WASHINGTON -- House Democrats plan quick action to lower interest rates for student loans, but the plan will be significantly scaled back from the party's election-year promises.
Their proposal, scheduled for a vote this week, would cut interest rates on some student loans in half.
However, the interest rate relief would apply only to need-based loans and wouldn't help people who take out unsubsidized student loans -- a distinction not made in the campaign literature Democrats handed out before winning control of Congress last fall.
The measure also abandons a pledge to reduce rates for parents who take out loans to help pay their children's college costs.
The rate cut for subsidized student loans -- from 6.8 to 3.4 percent -- would be phased in over five years.
The measure would cost just under $6 billion, according to the Congressional Budget Office.
"This legislation will be a vital first step toward helping lower college costs for millions of low- and middle-income students, while keeping our promises to taxpayers to maintain responsible spending," said Representative George Miller, Democrat of California and chairman of the committee overseeing education issues. He introduced the bill Friday and said the House would vote on it Wednesday.
To avoid increasing the deficit, the bill's cost would be offset by trimming subsidies the government gives lenders and reducing the guaranteed return banks get when students default. Banks also would have to pay more in fees.
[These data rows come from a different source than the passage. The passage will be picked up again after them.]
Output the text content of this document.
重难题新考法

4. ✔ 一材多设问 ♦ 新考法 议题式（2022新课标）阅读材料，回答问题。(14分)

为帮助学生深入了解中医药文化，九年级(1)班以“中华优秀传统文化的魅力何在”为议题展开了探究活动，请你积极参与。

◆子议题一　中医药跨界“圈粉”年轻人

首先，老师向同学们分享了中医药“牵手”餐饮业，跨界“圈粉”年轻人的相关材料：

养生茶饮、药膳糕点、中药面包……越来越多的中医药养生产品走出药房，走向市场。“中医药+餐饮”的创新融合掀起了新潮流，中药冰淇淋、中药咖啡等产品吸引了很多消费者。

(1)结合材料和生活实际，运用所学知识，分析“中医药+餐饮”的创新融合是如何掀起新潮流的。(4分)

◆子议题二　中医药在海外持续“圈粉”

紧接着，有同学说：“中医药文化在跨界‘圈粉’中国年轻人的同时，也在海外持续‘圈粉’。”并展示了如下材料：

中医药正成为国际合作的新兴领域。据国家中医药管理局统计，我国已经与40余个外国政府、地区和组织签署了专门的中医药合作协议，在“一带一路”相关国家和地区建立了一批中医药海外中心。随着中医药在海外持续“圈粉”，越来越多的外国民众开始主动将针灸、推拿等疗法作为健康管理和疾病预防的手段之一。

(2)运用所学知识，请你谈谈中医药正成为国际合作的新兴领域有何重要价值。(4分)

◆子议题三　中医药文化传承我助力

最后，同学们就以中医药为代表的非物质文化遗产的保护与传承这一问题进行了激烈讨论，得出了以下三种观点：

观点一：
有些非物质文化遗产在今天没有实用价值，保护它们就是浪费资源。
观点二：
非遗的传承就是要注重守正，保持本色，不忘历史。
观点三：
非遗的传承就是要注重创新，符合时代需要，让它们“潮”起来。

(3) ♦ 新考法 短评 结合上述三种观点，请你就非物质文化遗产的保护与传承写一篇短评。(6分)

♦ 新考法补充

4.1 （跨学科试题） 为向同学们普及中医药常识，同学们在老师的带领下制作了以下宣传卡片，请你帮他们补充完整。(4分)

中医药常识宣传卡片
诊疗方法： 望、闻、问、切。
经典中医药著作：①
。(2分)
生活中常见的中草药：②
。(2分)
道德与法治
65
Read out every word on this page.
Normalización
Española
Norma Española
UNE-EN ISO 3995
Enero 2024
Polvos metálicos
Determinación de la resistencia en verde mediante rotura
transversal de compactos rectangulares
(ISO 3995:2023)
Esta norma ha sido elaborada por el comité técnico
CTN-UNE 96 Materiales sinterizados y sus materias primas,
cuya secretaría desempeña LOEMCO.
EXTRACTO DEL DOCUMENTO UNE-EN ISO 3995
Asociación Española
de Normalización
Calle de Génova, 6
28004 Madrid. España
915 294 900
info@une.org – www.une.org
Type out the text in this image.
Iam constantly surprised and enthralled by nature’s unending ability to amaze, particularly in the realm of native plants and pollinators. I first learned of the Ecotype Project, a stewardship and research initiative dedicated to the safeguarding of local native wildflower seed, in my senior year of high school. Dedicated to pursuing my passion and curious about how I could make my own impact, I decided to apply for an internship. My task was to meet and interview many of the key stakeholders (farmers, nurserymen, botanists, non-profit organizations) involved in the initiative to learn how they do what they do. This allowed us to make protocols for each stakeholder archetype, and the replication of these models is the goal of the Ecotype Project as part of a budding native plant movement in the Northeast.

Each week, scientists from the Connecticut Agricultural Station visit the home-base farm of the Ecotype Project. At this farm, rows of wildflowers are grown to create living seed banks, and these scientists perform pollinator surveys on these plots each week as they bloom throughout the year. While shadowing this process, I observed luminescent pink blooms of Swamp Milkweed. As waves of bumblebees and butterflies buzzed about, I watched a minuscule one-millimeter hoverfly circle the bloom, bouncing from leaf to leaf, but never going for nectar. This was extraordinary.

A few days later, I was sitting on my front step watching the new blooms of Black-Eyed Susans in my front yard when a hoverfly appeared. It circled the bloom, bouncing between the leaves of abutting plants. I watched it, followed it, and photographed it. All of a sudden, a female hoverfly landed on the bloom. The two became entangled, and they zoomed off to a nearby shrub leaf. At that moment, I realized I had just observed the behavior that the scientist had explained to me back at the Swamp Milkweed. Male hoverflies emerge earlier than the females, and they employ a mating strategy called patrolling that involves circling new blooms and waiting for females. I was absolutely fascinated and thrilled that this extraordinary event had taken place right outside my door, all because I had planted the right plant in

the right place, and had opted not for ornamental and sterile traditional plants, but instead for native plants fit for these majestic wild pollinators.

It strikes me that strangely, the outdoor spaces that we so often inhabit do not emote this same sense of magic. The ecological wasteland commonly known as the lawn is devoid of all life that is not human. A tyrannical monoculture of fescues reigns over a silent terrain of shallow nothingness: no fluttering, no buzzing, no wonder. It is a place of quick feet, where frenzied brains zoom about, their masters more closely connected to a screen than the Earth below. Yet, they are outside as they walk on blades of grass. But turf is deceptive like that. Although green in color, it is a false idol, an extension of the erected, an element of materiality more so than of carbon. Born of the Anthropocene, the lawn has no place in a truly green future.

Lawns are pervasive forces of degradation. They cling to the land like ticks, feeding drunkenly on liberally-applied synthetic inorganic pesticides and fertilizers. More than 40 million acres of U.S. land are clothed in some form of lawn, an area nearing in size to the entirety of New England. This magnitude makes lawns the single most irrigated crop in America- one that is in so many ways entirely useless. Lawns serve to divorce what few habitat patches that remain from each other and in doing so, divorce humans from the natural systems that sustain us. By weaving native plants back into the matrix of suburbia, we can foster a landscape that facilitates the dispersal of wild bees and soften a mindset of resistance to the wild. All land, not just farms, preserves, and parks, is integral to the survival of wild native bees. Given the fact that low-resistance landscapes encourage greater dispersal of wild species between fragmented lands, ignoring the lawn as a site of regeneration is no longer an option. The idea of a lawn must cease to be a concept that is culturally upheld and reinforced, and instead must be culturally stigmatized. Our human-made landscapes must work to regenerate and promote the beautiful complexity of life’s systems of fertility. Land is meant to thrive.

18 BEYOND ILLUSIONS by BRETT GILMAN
Tom Joyce, a spokesman for Sallie Mae, the student loan organization, said such cuts could impact the services and benefits students receive.
"We do not oppose an interest-rate reduction," Joyce said. "But if the goal is to try to get a low income or middle-income student into a seat, we'd better be careful of the law of unintended consequences."
Education Secretary Margaret Spellings said last week she would prefer that Congress increase Pell grants, which go to the poorest students and do not have to be paid back.
Another Democratic campaign promise was to raise the maximum Pell award from $4,050 to $5,100. Miller said lawmakers will get to that.
An estimated 5.5 million students receive subsidized loans.
A typical borrower with a $13,800 subsidized student loan debt would pay about $22,100 in interest and principal over 15 years at the existing rate. When cut to 3.4 percent, that same borrower would pay $17,700 -- or about $4,400 less -- over the same period, according to Luke Swarthout, who lobbies on higher education issues for US Public Interest Research Group.
Republican leaders pushed a budget bill through Congress last session that cut $12 billion from the student loan programs. Democrats and student groups said the money should have been preserved to help cover college costs rather than redirected toward other priorities.